Nez Percé



ETHNONYMS: Blue Muds, Chopunnish, Kamuinu, Nimipu, Pierced Noses, Tsoop-Nit-Pa-Loo, Tsutpeli

The Nez Percé are a tribe of Sahaptian-speaking Indians who occupied central Idaho, north of the Northern Shoshone, and parts of southeastern Washington and northeastern Oregon. They are now found principally on the Nez Percé Reservation centered in Lapwai, Idaho. Others live on the Colville Reservation in Washington. The area is generally mountainous, interspersed with river valleys, and fairly arid, receiving about fifteen inches of rainfall a year. In the census of 1980, 2,222 people were entered as Nez Percé.

Before their acquisition of horses around 1720, they lived in separate but related villages. After acquiring the horse they tended to group into larger and more unified settlements. During the early historic period, around the end of the eighteenth century, the Nez Percés were involved in numerous conflicts with the Plains tribes (such as the Blackfoot) and with the Basin Shoshonean groups to the south, with the conflicts centering around bison hunting and horse thefts. The Lewis and Clark expedition, which passed through their territory in 1805, noted much evidence of trade goods from White mariners on the Pacific Coast and Spaniards to the south.
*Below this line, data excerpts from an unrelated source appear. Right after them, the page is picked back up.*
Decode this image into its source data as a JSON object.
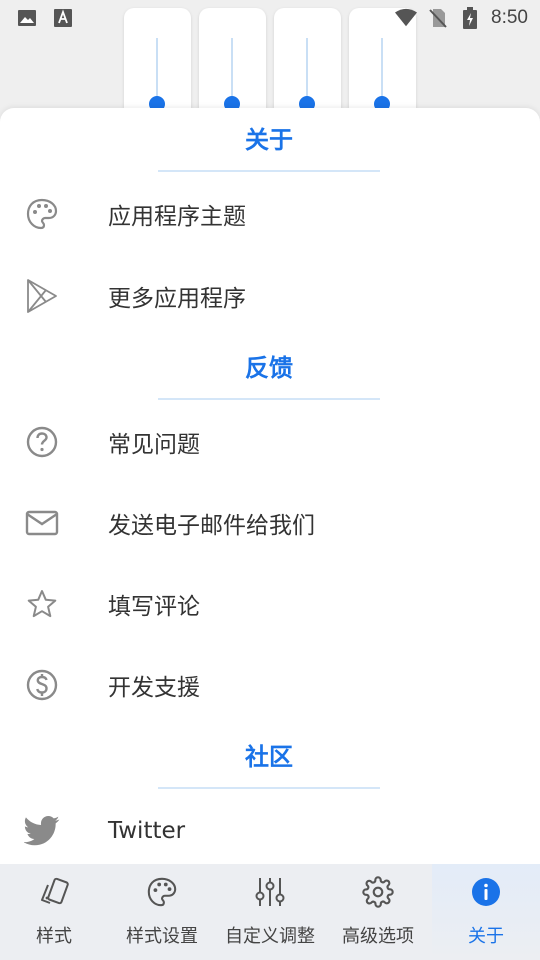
{
  "status_bar": {
    "time": "8:50"
  },
  "sections": [
    {
      "title": "关于",
      "items": [
        {
          "label": "应用程序主题",
          "icon": "palette-icon"
        },
        {
          "label": "更多应用程序",
          "icon": "play-store-icon"
        }
      ]
    },
    {
      "title": "反馈",
      "items": [
        {
          "label": "常见问题",
          "icon": "help-circle-icon"
        },
        {
          "label": "发送电子邮件给我们",
          "icon": "mail-icon"
        },
        {
          "label": "填写评论",
          "icon": "star-icon"
        },
        {
          "label": "开发支援",
          "icon": "dollar-circle-icon"
        }
      ]
    },
    {
      "title": "社区",
      "items": [
        {
          "label": "Twitter",
          "icon": "twitter-icon"
        }
      ]
    }
  ],
  "bottom_nav": {
    "items": [
      {
        "label": "样式",
        "icon": "style-icon",
        "active": false
      },
      {
        "label": "样式设置",
        "icon": "palette-icon",
        "active": false
      },
      {
        "label": "自定义调整",
        "icon": "equalizer-icon",
        "active": false
      },
      {
        "label": "高级选项",
        "icon": "gear-icon",
        "active": false
      },
      {
        "label": "关于",
        "icon": "info-icon",
        "active": true
      }
    ]
  },
  "colors": {
    "accent": "#1a73e8",
    "divider": "#d4e6f8",
    "icon": "#8a8a8a"
  }
}
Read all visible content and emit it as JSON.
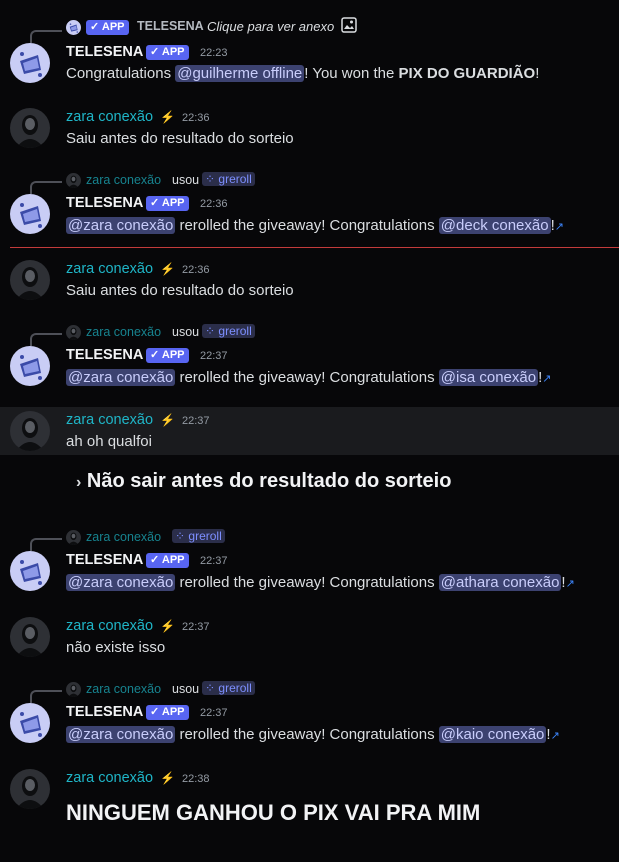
{
  "messages": {
    "m1": {
      "reply_name": "TELESENA",
      "reply_badge": "APP",
      "reply_text": "Clique para ver anexo",
      "author": "TELESENA",
      "badge": "APP",
      "time": "22:23",
      "t1": "Congratulations ",
      "mention": "@guilherme offline",
      "t2": "! You won the ",
      "bold": "PIX DO GUARDIÃO",
      "t3": "!"
    },
    "m2": {
      "author": "zara conexão",
      "time": "22:36",
      "text": "Saiu antes do resultado do sorteio"
    },
    "m3": {
      "reply_name": "zara conexão",
      "reply_used": "usou",
      "reply_cmd": "greroll",
      "author": "TELESENA",
      "badge": "APP",
      "time": "22:36",
      "mention1": "@zara conexão",
      "t1": " rerolled the giveaway! Congratulations ",
      "mention2": "@deck conexão",
      "t2": "!"
    },
    "m4": {
      "author": "zara conexão",
      "time": "22:36",
      "text": "Saiu antes do resultado do sorteio"
    },
    "m5": {
      "reply_name": "zara conexão",
      "reply_used": "usou",
      "reply_cmd": "greroll",
      "author": "TELESENA",
      "badge": "APP",
      "time": "22:37",
      "mention1": "@zara conexão",
      "t1": " rerolled the giveaway! Congratulations ",
      "mention2": "@isa conexão",
      "t2": "!"
    },
    "m6": {
      "author": "zara conexão",
      "time": "22:37",
      "text": "ah oh qualfoi",
      "heading": "Não sair antes do resultado do sorteio"
    },
    "m7": {
      "reply_name": "zara conexão",
      "reply_cmd": "greroll",
      "author": "TELESENA",
      "badge": "APP",
      "time": "22:37",
      "mention1": "@zara conexão",
      "t1": " rerolled the giveaway! Congratulations ",
      "mention2": "@athara conexão",
      "t2": "!"
    },
    "m8": {
      "author": "zara conexão",
      "time": "22:37",
      "text": "não existe isso"
    },
    "m9": {
      "reply_name": "zara conexão",
      "reply_used": "usou",
      "reply_cmd": "greroll",
      "author": "TELESENA",
      "badge": "APP",
      "time": "22:37",
      "mention1": "@zara conexão",
      "t1": " rerolled the giveaway! Congratulations ",
      "mention2": "@kaio conexão",
      "t2": "!"
    },
    "m10": {
      "author": "zara conexão",
      "time": "22:38",
      "text": "NINGUEM GANHOU O PIX VAI PRA MIM"
    }
  },
  "icons": {
    "check": "✓",
    "external": "↗",
    "slash": "⚡",
    "cmd": "⁘",
    "image": "image-icon",
    "bullet": "⁘"
  },
  "colors": {
    "background": "#070709",
    "mention_bg": "#3c4270",
    "app_badge": "#5865f2",
    "username": "#1fb5c7",
    "divider": "#c33b3b"
  }
}
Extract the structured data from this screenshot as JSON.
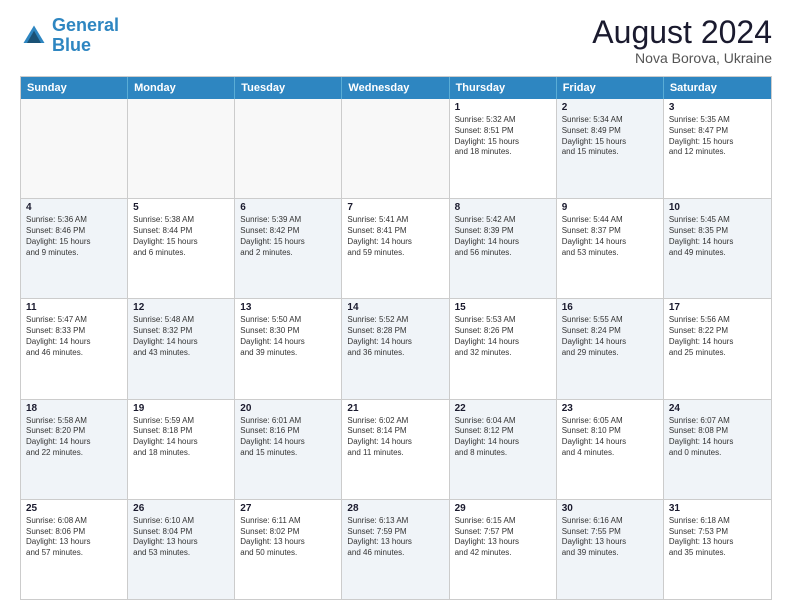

Several Protestant missions were established among them beginning in the early 1830s, with many of the tribe being converted. This, as well as disputes about the various treaties signed with the U.S. government, resulted in conflict between the traditionalists and the converts. Following the discovery of gold in the area in the early 1860s, the territory was overrun by gold prospectors and settlers. Most of the tribe was induced to settle on the present reservation in the 1870s, but the band under Chief Joseph refused and fought the U.S. Army in the Nez Percé War of 1877. The remnants of Joseph's band finally settled on the Colville Reservation.

The historical Nez Percé were composed of many small, local bands, each consisting of one or more villages and fishing camps. The bands generally had elected nonhereditary chiefs. The subsistence basis of the society was salmon fishing and/or bison hunting. The more eastern of the groups tended to depend more on bison as the basis of their subsistence than their relatives to the west who depended more on fishing and hunting other types of game. Trout, eel, and sturgeon were also caught and preserved. Gathering of wild vegetable foods by the women was also important.

Before the agglomeration into larger villages, communities usually had fewer than one hundred inhabitants. They lived in a variety of dwellings, from square and conical mat houses to communal longhouses up to 150 feet long, and also had sweat houses and dance lodges. They had large extended families, and polygyny was relatively common. Descent was bilateral with kindreds present. Although the Nez Percé had no metallurgy, weaving, ceramics, or agriculture, their fine basketry skills provided them with hats, bowls, mats, water-tight vessels, and shirts, leggings, breechclouts, moccasins, dresses, and women's caps; elk and buffalo robes were used for warmth.

Important in the religious life was the vision quest for a guardian spirit. Shamans provided religious leadership, presiding at ceremonies, exorcising ghosts, and curing the sick. The religion was animistic; Coyote was important in the mythology. The tribal religion is still observed among the traditionalists.

The governing body on the present Nez Percé Reservation is the Nez Percé Tribal Executive Committee, with nine persons being elected at large but distributed geographically. The tribe has presented and won several claims before the U.S. Indian Claims Commission. Contemporary Nez Percés are heavily involved in the mainstream culture, attending schools, leasing farai and timberlands, and operating a printing plant and a marina. The tribe holds numerous religious and secular events during the year, including games, wardance contests, religious services, parades, and tribal exhibits.


Bibliography

Haines, Francis (1955). The Nez Percés. Norman: University of Oklahoma Press.

Josephy, Alvin M., Jr. (1965). The Nez Percé Indians and the Opening of the Northwest. New Haven: Yale University Press.

Slickpoo, Allen P. (1973). Noon nee-me-poo (We, the Nez Percés). Lapwai, Idaho: Nez Percé Tribe of Idaho.

Spinden, Herbert J. (1908). The Nez Percé Indians. American Anthropological Association, Memoir 2, 165-274. Menasha, Wis.

Walker, Deward E., Jr. (1968). Conflict and Schism in Nez Percé Acculturation: A Study of Religion and Politics. Pullman: Washington State University Press.